Si les migrations tout comme les discours xénophobes des classes dominantes ne sont pas un fait nouveau dans l’histoire de l’humanité, la véhémence actuelle des politiciens bourgeois contre les migrants n’est pas sans lien avec un contexte global de crise organique du capitalisme. Que le ministre allemand de l’intérieur Horst Seehofer se sente obligé de répondre aux pressions du parti d’extrême droite allemand l’AfD (« Alternativ für Deustchland ») par une surenchère raciste, ou que le Mouvement Cinq Étoiles représentant de la petite-bourgeoisie italienne fasse alliance avec la Ligue du Nord dans un gouvernement de coalition fondé sur un programme nationaliste, ces éléments en disent long sur l’état de la bourgeoisie dans les pays européens que l’on peut considérer comme l’épicentre du capitalisme mondial.

En France les partis bourgeois de gauche – à l’image du gouvernement Hollande-Valls issu du Parti Socialiste – comme de droite avec la ligne majoritaire de Laurent Wauquiez chez Les Républicains se sont aussi résolus à reprendre les arguments du Front National contre les immigrés et à développer une ligne souverainiste à l’intérieur de l’Union Européenne pour le contrôle des frontières (mais aussi de la monnaie) afin de ne pas laisser filer à l’extrême-droite leur base électorale déçue par l’échec du bipartisme et de la prétendue alternance gauche-droite.
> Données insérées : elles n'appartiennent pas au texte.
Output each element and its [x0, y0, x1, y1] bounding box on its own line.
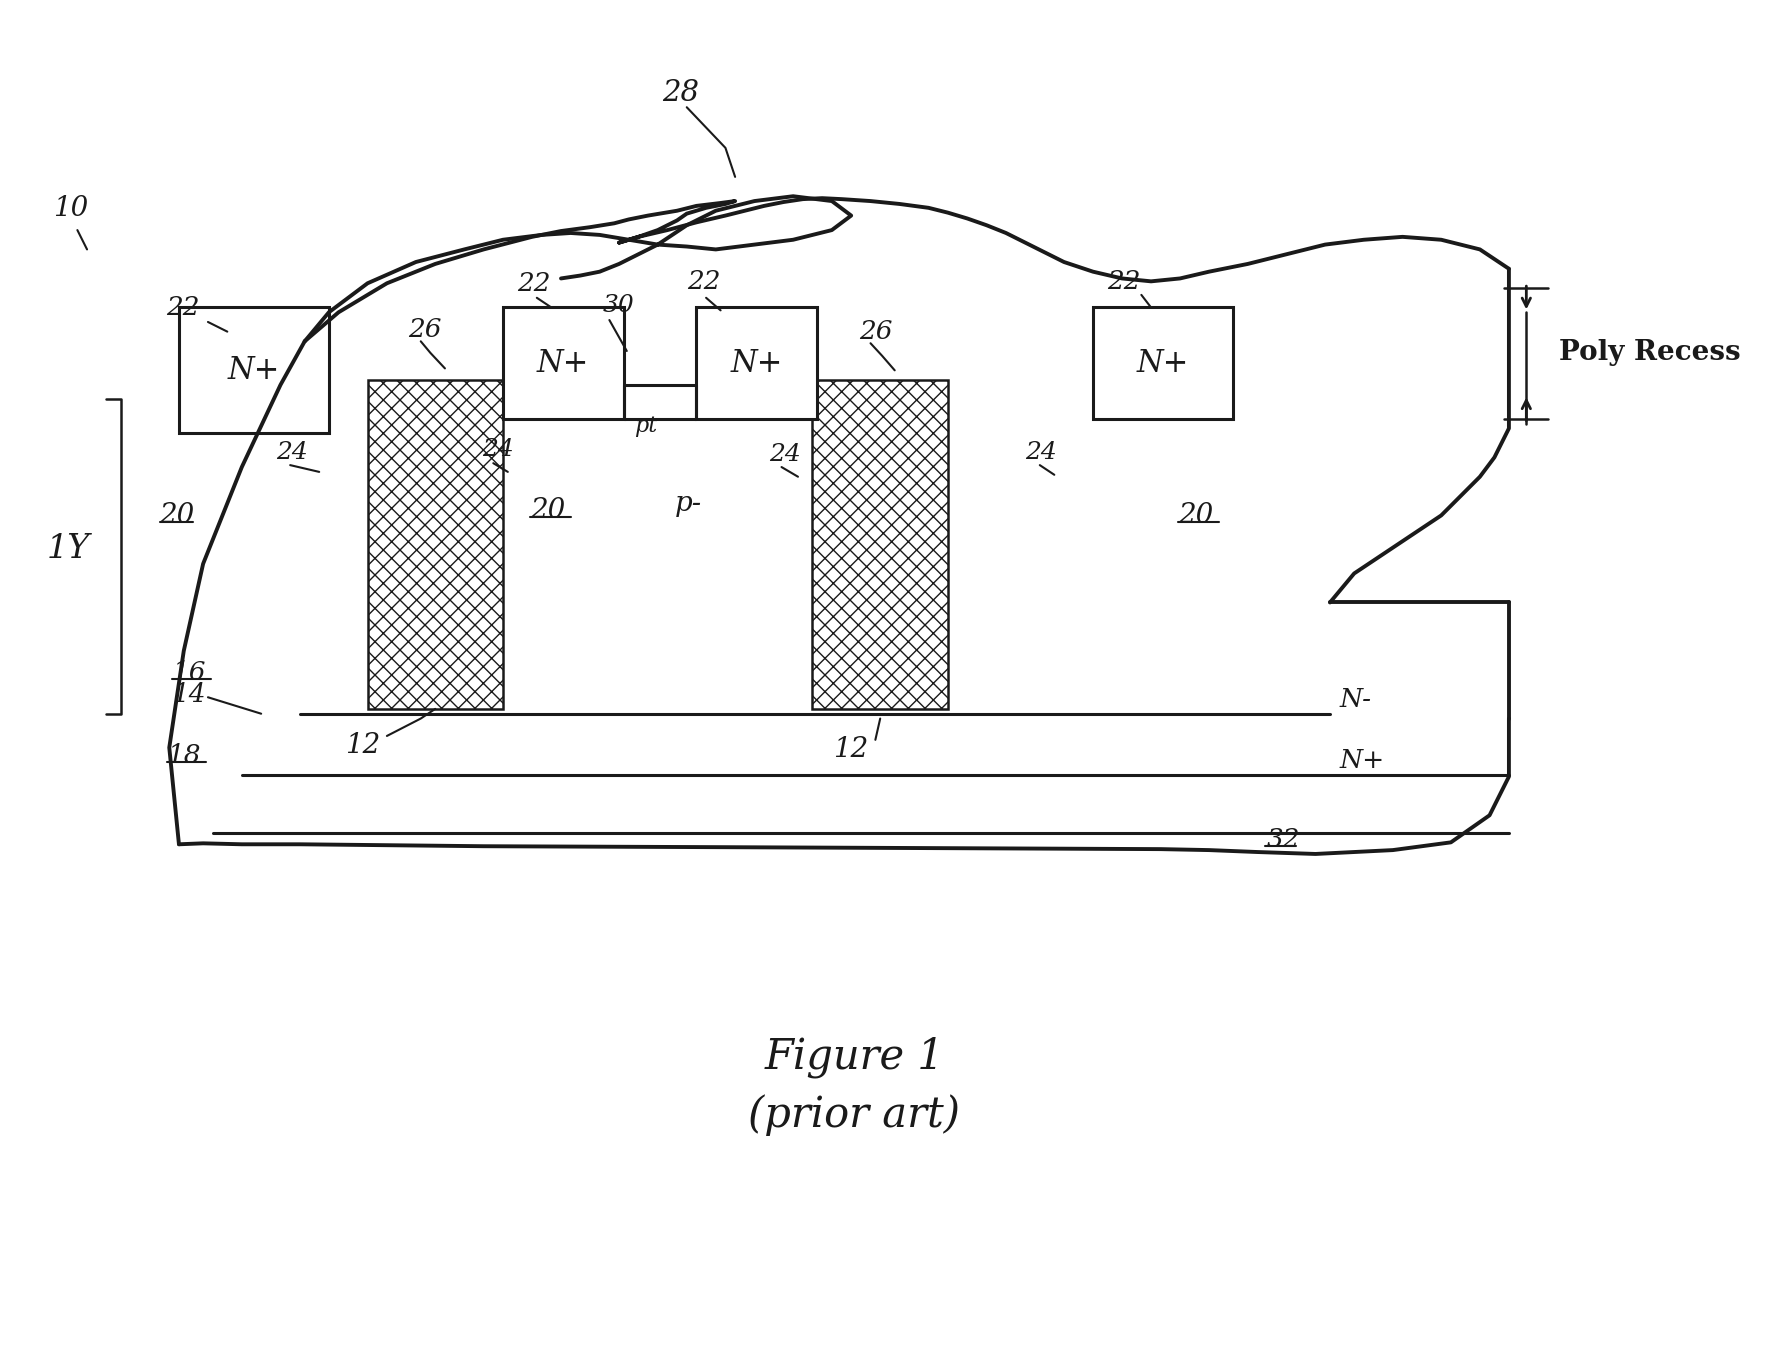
- Text: 12: 12: [345, 732, 380, 759]
- Bar: [178, 308, 329, 434]
- Text: 30: 30: [603, 295, 634, 317]
- Text: Poly Recess: Poly Recess: [1558, 339, 1740, 366]
- Text: 22: 22: [518, 270, 551, 296]
- Bar: [504, 308, 624, 419]
- Bar: [1094, 308, 1233, 419]
- Text: 1Y: 1Y: [46, 534, 90, 565]
- Bar: [813, 380, 947, 709]
- Text: 26: 26: [859, 319, 892, 345]
- Text: 12: 12: [834, 736, 869, 763]
- Bar: [368, 380, 504, 709]
- Text: 24: 24: [482, 438, 514, 461]
- Text: 22: 22: [166, 295, 200, 320]
- Text: 26: 26: [408, 317, 442, 342]
- Text: p-: p-: [675, 490, 701, 517]
- Text: Figure 1
(prior art): Figure 1 (prior art): [747, 1036, 959, 1136]
- Text: N+: N+: [537, 349, 588, 380]
- Text: 24: 24: [1025, 440, 1057, 463]
- Text: 22: 22: [1108, 269, 1141, 295]
- Text: N+: N+: [1339, 747, 1385, 773]
- Text: 20: 20: [159, 503, 194, 530]
- Text: 16: 16: [171, 659, 205, 685]
- Text: N+: N+: [228, 355, 279, 386]
- Text: 18: 18: [168, 743, 201, 767]
- Text: 22: 22: [687, 269, 721, 295]
- Text: 20: 20: [530, 497, 565, 524]
- Text: 10: 10: [53, 195, 88, 222]
- Bar: [696, 308, 818, 419]
- Text: 32: 32: [1267, 827, 1301, 852]
- Text: 24: 24: [769, 443, 800, 466]
- Text: 28: 28: [663, 78, 700, 107]
- Text: N+: N+: [1136, 349, 1189, 380]
- Text: 20: 20: [1179, 503, 1214, 530]
- Text: 14: 14: [171, 682, 205, 707]
- Text: N+: N+: [730, 349, 783, 380]
- Text: 24: 24: [276, 440, 307, 463]
- Text: pt: pt: [634, 415, 657, 438]
- Text: N-: N-: [1339, 686, 1371, 712]
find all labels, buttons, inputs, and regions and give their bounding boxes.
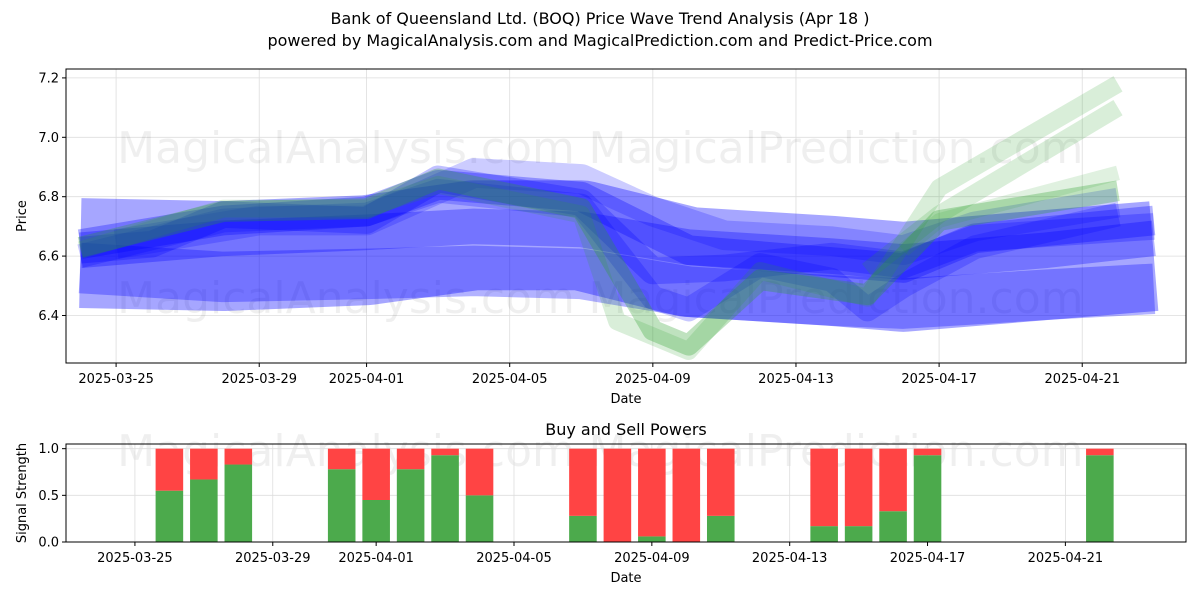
series-band-blue: [79, 180, 1159, 332]
buy-bar: [190, 479, 218, 542]
x-tick-label: 2025-03-29: [235, 551, 311, 566]
buy-bar: [638, 536, 666, 542]
y-tick-label: 0.5: [38, 489, 59, 504]
x-tick-label: 2025-03-25: [78, 372, 154, 387]
sell-bar: [844, 448, 873, 527]
x-tick-label: 2025-04-13: [758, 372, 834, 387]
buy-bar: [810, 526, 838, 542]
x-tick-label: 2025-04-01: [329, 372, 405, 387]
x-tick-label: 2025-04-17: [890, 551, 966, 566]
series-band-blue: [78, 208, 1156, 280]
buy-bar: [879, 511, 907, 542]
sell-bar: [603, 448, 632, 542]
sell-bar: [190, 448, 218, 480]
sell-bar: [1086, 448, 1114, 456]
x-tick-label: 2025-04-21: [1044, 372, 1120, 387]
buy-bar: [362, 500, 390, 542]
watermark-text: MagicalPrediction.com: [589, 123, 1084, 174]
series-band-green: [898, 165, 1120, 256]
sell-bar: [672, 448, 701, 542]
buy-bar: [569, 515, 597, 542]
series-band-blue: [77, 169, 1156, 283]
sell-bar: [706, 448, 735, 516]
y-tick-label: 0.0: [38, 536, 59, 551]
sell-bar: [431, 448, 459, 456]
buy-bar: [465, 495, 494, 542]
y-tick-label: 6.6: [38, 250, 59, 265]
price-chart: MagicalAnalysis.com MagicalPrediction.com…: [15, 68, 1187, 407]
buy-bar: [1086, 455, 1114, 542]
watermark-text: MagicalAnalysis.com: [117, 426, 575, 477]
x-tick-label: 2025-04-01: [338, 551, 414, 566]
x-tick-label: 2025-04-17: [901, 372, 977, 387]
buy-bar: [706, 515, 735, 542]
sell-bar: [396, 448, 425, 470]
x-tick-label: 2025-04-13: [752, 551, 828, 566]
buy-bar: [913, 455, 942, 542]
x-tick-label: 2025-04-21: [1028, 551, 1104, 566]
buy-bar: [224, 464, 253, 542]
y-tick-label: 6.4: [38, 309, 59, 324]
watermark-text: MagicalPrediction.com: [589, 273, 1084, 324]
series-band-blue: [79, 165, 1155, 285]
series-band-green: [77, 168, 1120, 356]
buy-bar: [155, 490, 184, 542]
x-tick-label: 2025-04-05: [472, 372, 548, 387]
series-band-green: [77, 76, 1123, 360]
watermark-text: MagicalAnalysis.com: [117, 123, 575, 174]
sell-bar: [569, 448, 597, 516]
series-band-blue: [78, 242, 1156, 329]
buy-bar: [844, 526, 873, 542]
y-tick-label: 6.8: [38, 190, 59, 205]
y-tick-label: 7.0: [38, 131, 59, 146]
x-axis-label: Date: [610, 392, 641, 407]
sell-bar: [224, 448, 253, 465]
buy-bar: [327, 469, 356, 542]
sell-bar: [465, 448, 494, 496]
chart-subtitle: powered by MagicalAnalysis.com and Magic…: [267, 31, 933, 50]
sell-bar: [638, 448, 666, 537]
sell-bar: [913, 448, 942, 456]
buy-bar: [396, 469, 425, 542]
buy-bar: [431, 455, 459, 542]
series-band-green: [861, 99, 1123, 278]
plot-frame: [65, 443, 1187, 543]
x-tick-label: 2025-04-09: [615, 372, 691, 387]
series-band-blue: [77, 178, 1121, 322]
series-band-blue: [113, 158, 1121, 266]
power-chart-title: Buy and Sell Powers: [545, 420, 707, 439]
x-tick-label: 2025-04-05: [476, 551, 552, 566]
x-axis-label: Date: [610, 571, 641, 586]
sell-bar: [155, 448, 184, 491]
sell-bar: [327, 448, 356, 470]
plot-frame: [65, 68, 1187, 364]
watermark-text: MagicalPrediction.com: [589, 426, 1084, 477]
chart-title: Bank of Queensland Ltd. (BOQ) Price Wave…: [330, 9, 870, 28]
x-tick-label: 2025-03-29: [221, 372, 297, 387]
watermark-text: MagicalAnalysis.com: [117, 273, 575, 324]
x-tick-label: 2025-04-09: [614, 551, 690, 566]
x-tick-label: 2025-03-25: [97, 551, 173, 566]
y-tick-label: 1.0: [38, 442, 59, 457]
y-axis-label: Price: [15, 200, 30, 232]
series-group: [77, 76, 1159, 360]
y-axis-label: Signal Strength: [15, 443, 30, 543]
sell-bar: [879, 448, 907, 512]
sell-bar: [362, 448, 390, 500]
y-tick-label: 7.2: [38, 71, 59, 86]
sell-bar: [810, 448, 838, 527]
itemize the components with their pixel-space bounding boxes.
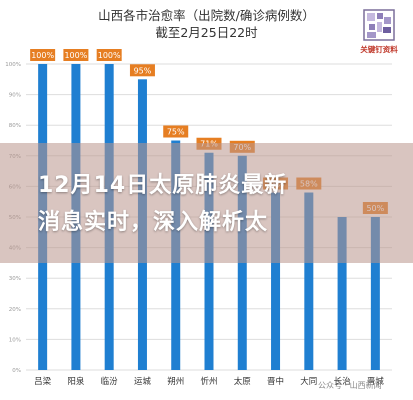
- data-label-box: [129, 64, 155, 77]
- data-label: 75%: [167, 128, 185, 137]
- x-tick-label: 运城: [134, 377, 152, 387]
- bar-大同: [304, 192, 314, 370]
- x-tick-label: 晋城: [367, 377, 385, 387]
- bar-长治: [337, 217, 347, 370]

Le gouvernement Macron-Philippe n’échappe pas à cette logique, en négociant une ligne dure anti-migrant lors du sommet européen d’urgence à Bruxelles le 24 juin avec notamment le projet d’installer des hot-spots en Afrique du Nord, véritables camps de concentration et de tri sous-traitant le contrôle des frontières de l’autre côté de la Méditerranée et exemptant les pays membres de l’UE de leurs obligations d’accueil des demandeurs d’asile, contre une collaboration notamment avec l’Allemagne autour du projet de planifier un budget commun aux pays de la zone euro à partir de 2021.

Cette manière de repousser le problème toujours plus loin, ainsi que la fébrilité autour de la question migratoire, signe d’un réveil des contradictions entre les différents nationalismes (italien et allemand notamment), montre l’incapacité chronique des politiciens bourgeois à trouver une solution à la crise de 2008, véritable catalyseur de la crise de l’hégémonie bourgeoise qui reposait jusque là sur le consensus globalisateur depuis la fin des années 1980 avec l’effondrement du régime soviétique et la collaboration des partis et gouvernements de gauche aux politiques d’austérité planifiés par le Fond Monétaire International, certains idéologues bourgeois annonçant alors « La fin de l’histoire et le dernier homme » (Francis Fukuyama, 1992) pour définir une période de coexistence pacifique entre les différentes bourgeoisies impérialistes.

Aujourd’hui les capitalistes, leurs politiciens, et leurs médias ne peuvent songer ni à expliquer les véritables raisons de cette crise et de la misère qui en résulte et qui frappe de plein fouet les prolétaires, ni à tolérer l’accueil des masses de réfugiés qui fuient les guerres et les pillages impérialistes – pillages qui sont la condition sine qua none de la survie de la bourgeoisie après la crise de 2008 qui n’a connu d’équivalent de par son ampleur que dans la crise de 1929. La première raison qui explique cette incapacité est évidente : jamais les bourgeois n’avoueront que leur existence même repose sur l’exploitation et l’accaparement des richesses qui produisent la concurrence la plus sauvage et le chaos. C’est la raison pour laquelle ils pointent du doigt les immigrés qui viendraient voler le pain des travailleurs nationaux pour faire croire à ces derniers que leur misère n’est pas due à l’exploitation capitaliste mais aux étrangers.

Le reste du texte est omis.